Lunedì, 04 Maggio 2026

 

Domenica mattina 23 febbraio, nella piazza antistante la chiesa di Sant’Efisio, straordinariamente affollata, il parroco mons. Alessandro Floris ha benedetto i cavalieri della Sartiglia.

*di Maria Giovanna Fiori

Era presente anche mons. Gianfranco Murru che, da parroco della comunità de su Brugu, diede vita a questo importante momento di fede e di festa. I sartiglianti si sono presentati in corteo, aperto dalla pariglia de sa Sartill’e Canna con Leonardo Buschettu Componidoreddu, Azzurra Piccaredda Segundu e Aurora Petucco Terzu. Dopo di loro l’amazzone che ha impersonato Eleonora d’Arborea e, quindi, le pariglie de Is Cumponidoris: Diego Pinna, Angelo Porta e Pietro Putzolu del Gremio dei Contadini, Salvatore Aru, Stefano Spiga e Antonio Giandolfi per quello dei Falegnami.

Il corteo è stato chiuso dalla pariglia della Sartiglietta, Giulia Atzei, Laura Firinu e Camilla Daga. Mons. Floris ha benedetto tutti i cavalieri: in tanti era visibile l’emozione nel riceverla. È stato donato a ogni cavaliere l’immagine della Madonna del Rosario, perché ogni cuore, con la preghiera, potesse essere colmo di protezione. 
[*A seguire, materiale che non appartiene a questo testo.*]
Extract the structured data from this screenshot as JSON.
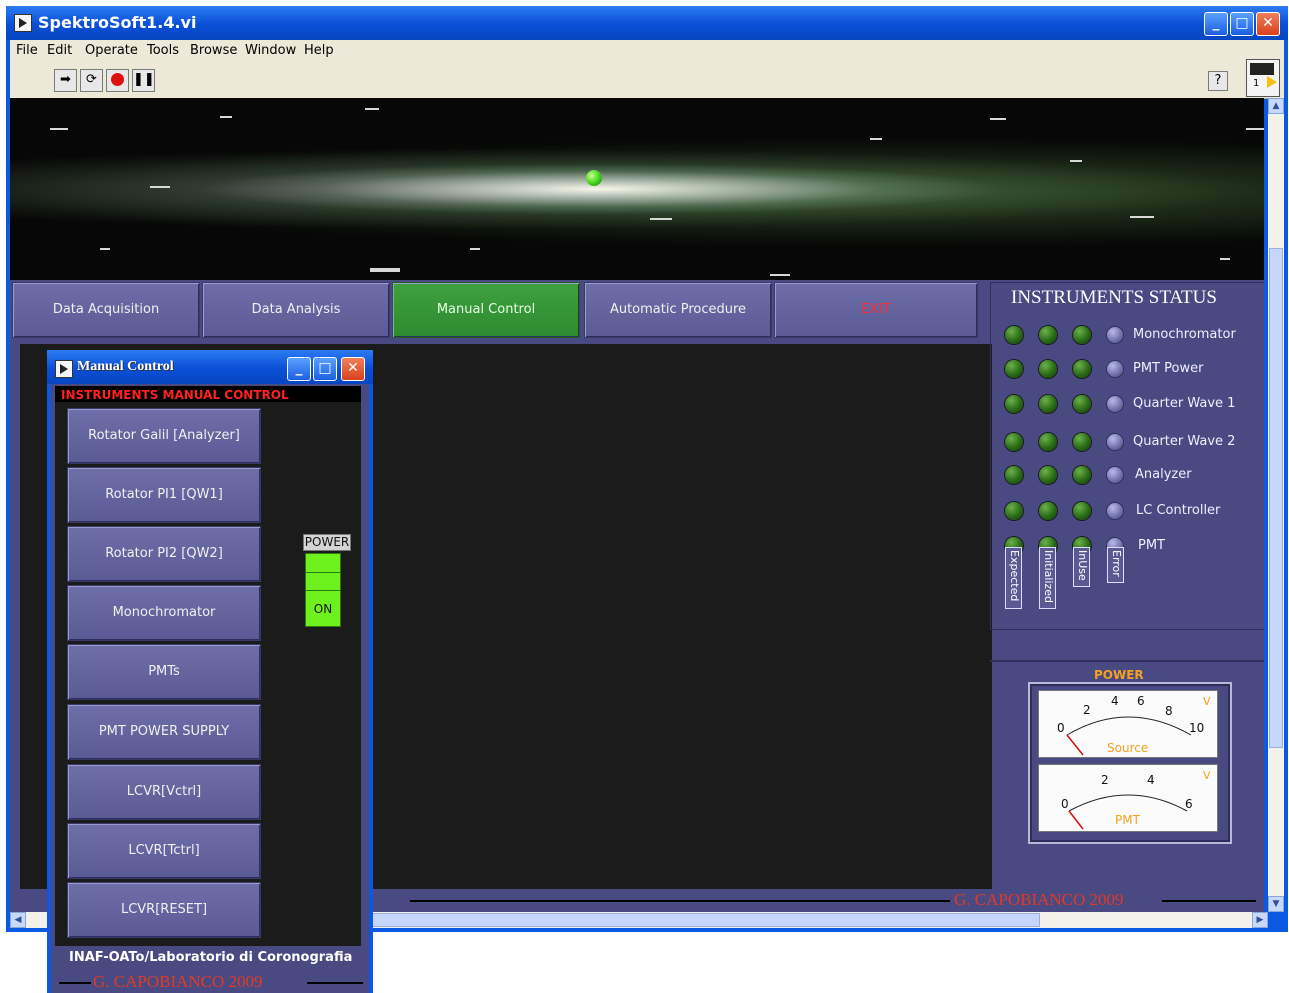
{
  "window": {
    "title": "SpektroSoft1.4.vi",
    "menu": [
      "File",
      "Edit",
      "Operate",
      "Tools",
      "Browse",
      "Window",
      "Help"
    ],
    "toolbar_icons": [
      "run-arrow-icon",
      "run-continuous-icon",
      "abort-icon",
      "pause-icon"
    ],
    "help_label": "?",
    "connector_number": "1"
  },
  "nav": {
    "buttons": [
      {
        "label": "Data Acquisition"
      },
      {
        "label": "Data Analysis"
      },
      {
        "label": "Manual Control",
        "active": true
      },
      {
        "label": "Automatic Procedure"
      },
      {
        "label": "EXIT",
        "color": "#ff2a2a"
      }
    ]
  },
  "status": {
    "title": "INSTRUMENTS STATUS",
    "instruments": [
      "Monochromator",
      "PMT Power",
      "Quarter Wave 1",
      "Quarter Wave 2",
      "Analyzer",
      "LC Controller",
      "PMT"
    ],
    "columns": [
      "Expected",
      "Initialized",
      "InUse",
      "Error"
    ]
  },
  "power": {
    "title": "POWER",
    "source_meter": {
      "name": "Source",
      "unit": "V",
      "ticks": [
        "0",
        "2",
        "4",
        "6",
        "8",
        "10"
      ],
      "value": 0
    },
    "pmt_meter": {
      "name": "PMT",
      "unit": "V",
      "ticks": [
        "0",
        "2",
        "4",
        "6"
      ],
      "value": 0
    }
  },
  "credit": "G. CAPOBIANCO 2009",
  "manual_control": {
    "title": "Manual Control",
    "header": "INSTRUMENTS MANUAL CONTROL",
    "buttons": [
      "Rotator Galil [Analyzer]",
      "Rotator PI1 [QW1]",
      "Rotator PI2 [QW2]",
      "Monochromator",
      "PMTs",
      "PMT POWER SUPPLY",
      "LCVR[Vctrl]",
      "LCVR[Tctrl]",
      "LCVR[RESET]"
    ],
    "power_label": "POWER",
    "power_state": "ON",
    "footer": "INAF-OATo/Laboratorio di Coronografia",
    "credit": "G. CAPOBIANCO 2009"
  },
  "colors": {
    "panel_bg": "#4a4a82",
    "active_button": "#3ea13e",
    "exit_text": "#ff2a2a",
    "led_on_green": "#2a6a17",
    "credit": "#e03a24",
    "power_on": "#6ef01c"
  }
}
In tanti, il giorno della Sartiglia, hanno tenuto stretta al proprio cuore quell’immagine. Particolare e speciale, come ormai da diversi anni, anche la tradizionale Sartill’e Canna. Il clima di festa lo si è respirato sin dalla casa del piccolo Leonardo, tamburino della Proloco, che attraverso l’estrazione avvenuta in parrocchia, è stato investito del prestigioso ruolo di Componidoreddu della manifestazione.

Da lì è partita la sfilata per raggiungere il luogo della vestizione dove, con abile maestria Is Massaieddas Anna, Rebecca, Flavia, Emma ed Elisa hanno dato vita a Su Componidoreddu facendogli indossare gli abiti al suono dei tamburini e delle trombe dei mini musici. Grazie alla splendida giornata da clima primaverile, tantissimi i bambini presenti: mille i cavallini di canna distribuiti, innumerevoli le discese alla stella, così pure quelle centrate.
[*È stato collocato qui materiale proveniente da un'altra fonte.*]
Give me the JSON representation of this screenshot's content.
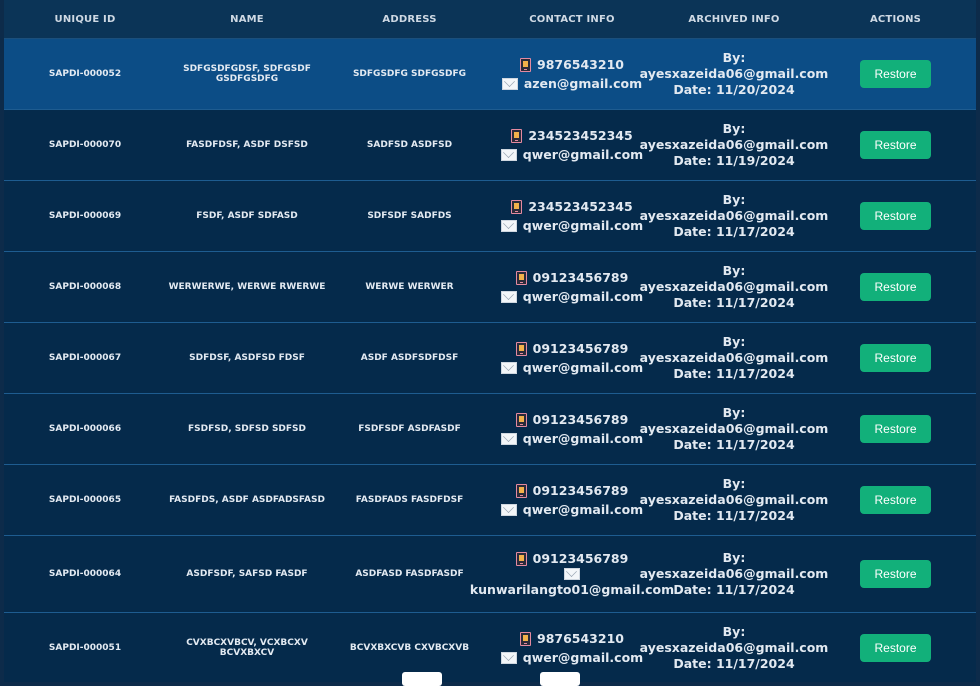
{
  "headers": [
    "UNIQUE ID",
    "NAME",
    "ADDRESS",
    "CONTACT INFO",
    "ARCHIVED INFO",
    "ACTIONS"
  ],
  "archived_prefix": "By:",
  "restore_label": "Restore",
  "rows": [
    {
      "id": "SAPDI-000052",
      "name": "SDFGSDFGDSF, SDFGSDF GSDFGSDFG",
      "address": "SDFGSDFG SDFGSDFG",
      "phone": "9876543210",
      "email": "azen@gmail.com",
      "by": "ayesxazeida06@gmail.com",
      "date": "Date: 11/20/2024"
    },
    {
      "id": "SAPDI-000070",
      "name": "FASDFDSF, ASDF DSFSD",
      "address": "SADFSD ASDFSD",
      "phone": "234523452345",
      "email": "qwer@gmail.com",
      "by": "ayesxazeida06@gmail.com",
      "date": "Date: 11/19/2024"
    },
    {
      "id": "SAPDI-000069",
      "name": "FSDF, ASDF SDFASD",
      "address": "SDFSDF SADFDS",
      "phone": "234523452345",
      "email": "qwer@gmail.com",
      "by": "ayesxazeida06@gmail.com",
      "date": "Date: 11/17/2024"
    },
    {
      "id": "SAPDI-000068",
      "name": "WERWERWE, WERWE RWERWE",
      "address": "WERWE WERWER",
      "phone": "09123456789",
      "email": "qwer@gmail.com",
      "by": "ayesxazeida06@gmail.com",
      "date": "Date: 11/17/2024"
    },
    {
      "id": "SAPDI-000067",
      "name": "SDFDSF, ASDFSD FDSF",
      "address": "ASDF ASDFSDFDSF",
      "phone": "09123456789",
      "email": "qwer@gmail.com",
      "by": "ayesxazeida06@gmail.com",
      "date": "Date: 11/17/2024"
    },
    {
      "id": "SAPDI-000066",
      "name": "FSDFSD, SDFSD SDFSD",
      "address": "FSDFSDF ASDFASDF",
      "phone": "09123456789",
      "email": "qwer@gmail.com",
      "by": "ayesxazeida06@gmail.com",
      "date": "Date: 11/17/2024"
    },
    {
      "id": "SAPDI-000065",
      "name": "FASDFDS, ASDF ASDFADSFASD",
      "address": "FASDFADS FASDFDSF",
      "phone": "09123456789",
      "email": "qwer@gmail.com",
      "by": "ayesxazeida06@gmail.com",
      "date": "Date: 11/17/2024"
    },
    {
      "id": "SAPDI-000064",
      "name": "ASDFSDF, SAFSD FASDF",
      "address": "ASDFASD FASDFASDF",
      "phone": "09123456789",
      "email": "kunwarilangto01@gmail.com",
      "by": "ayesxazeida06@gmail.com",
      "date": "Date: 11/17/2024"
    },
    {
      "id": "SAPDI-000051",
      "name": "CVXBCXVBCV, VCXBCXV BCVXBXCV",
      "address": "BCVXBXCVB CXVBCXVB",
      "phone": "9876543210",
      "email": "qwer@gmail.com",
      "by": "ayesxazeida06@gmail.com",
      "date": "Date: 11/17/2024"
    }
  ]
}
I mini Tamburini e Trombettieri sono stati la preziosa colonna sonora di tutta la manifestazione. Per tutta la comunità de Su Brugu una giornata piena di gioia e forti emozioni. Un’ultima nota riguarda il manifesto di quest’anno: è stato offerto e realizzato dal dott. Tito Sedda. Sullo sfondo la frase della scrittrice Lucia Chergia: Cavalca a sfiorare le stelle per centrarne una… la più brillante, il sogno.

Parole con cui il parroco, il presidente, il direttivo e tutto il gruppo dell’Associazione Sartill’e Canna hanno ringraziato il Comune di Oristano, la Proloco e tutte le persone che hanno contribuito alla buona riuscita della manifestazione: Atrus annus mellus!